Friday 16 September 2016

acid base - Why aqueous hydroxide is slippery (beyond just saponification)


A recent question mentions:



Bases are soapy to touch because of soap formation on contact with lipids present on our skin.




This is always the reasoning I hear, as well, and searching the internet gave the same results. However, when working with nitrile gloves, glass with aqueous sodium or potassium hydroxide on the outside always feels slippery. I believe that even nitrile-on-nitrile (rubbing the fingers together) gives the same slippery feeling. This effect is even stronger for the liquid in the base bath, but I assume that's because alkoxides would be detergents similarly to soap molecules in the absence of water.


Point is, if saponification is the culprit, why does the exterior of the glove experience a similar soapy effect to that my fingers feel? Could it be negative charges on the exterior of the glass?

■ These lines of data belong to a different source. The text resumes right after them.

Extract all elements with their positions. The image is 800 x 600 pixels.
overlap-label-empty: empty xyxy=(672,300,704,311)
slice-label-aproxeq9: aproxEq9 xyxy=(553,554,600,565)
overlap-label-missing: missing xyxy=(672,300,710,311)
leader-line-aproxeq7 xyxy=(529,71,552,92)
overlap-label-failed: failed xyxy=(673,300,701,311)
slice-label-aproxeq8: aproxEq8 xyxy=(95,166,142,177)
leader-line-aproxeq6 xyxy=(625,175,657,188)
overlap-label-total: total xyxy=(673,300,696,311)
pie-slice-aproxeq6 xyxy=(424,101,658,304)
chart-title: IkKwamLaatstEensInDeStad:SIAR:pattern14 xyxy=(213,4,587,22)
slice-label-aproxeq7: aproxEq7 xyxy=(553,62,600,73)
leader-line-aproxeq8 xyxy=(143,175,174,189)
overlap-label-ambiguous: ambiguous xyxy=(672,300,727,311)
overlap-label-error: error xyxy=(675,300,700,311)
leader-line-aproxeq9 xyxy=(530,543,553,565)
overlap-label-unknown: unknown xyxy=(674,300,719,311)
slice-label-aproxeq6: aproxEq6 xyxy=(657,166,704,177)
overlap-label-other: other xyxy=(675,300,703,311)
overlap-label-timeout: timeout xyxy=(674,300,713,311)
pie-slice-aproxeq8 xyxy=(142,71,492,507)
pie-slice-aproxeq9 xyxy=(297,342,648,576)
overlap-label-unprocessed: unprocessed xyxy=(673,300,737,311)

Is it possible for hydroxide to react with nitrile gloves to cause some similar kind of electrostatic repulsion, maybe by deprotonation or nucleophilic attack of the nitrile? This seems like a reasonable idea as far as glass goes, but I don't think that reasoning crosses over to gloves. Of course, I am not sure it really happens with glove-on-glove contact. I will safely test that theory again and edit if it's incorrect.



Answer



Glass itself is soluble in strong alkalis, forming sodium silicate solution, which is a syrupy, somewhat slippery-feeling substance. You can use sodium silicate to make a fire-resistant coating or high-temperature cement.


As you state, it's also possible the glove itself is being attacked. If the glass feels slippery in $\ce{NaOH}$ and $\ce{KOH}$ solutions, but not in $\ce{NH4OH}$, then it is most likely a silicate forming, though.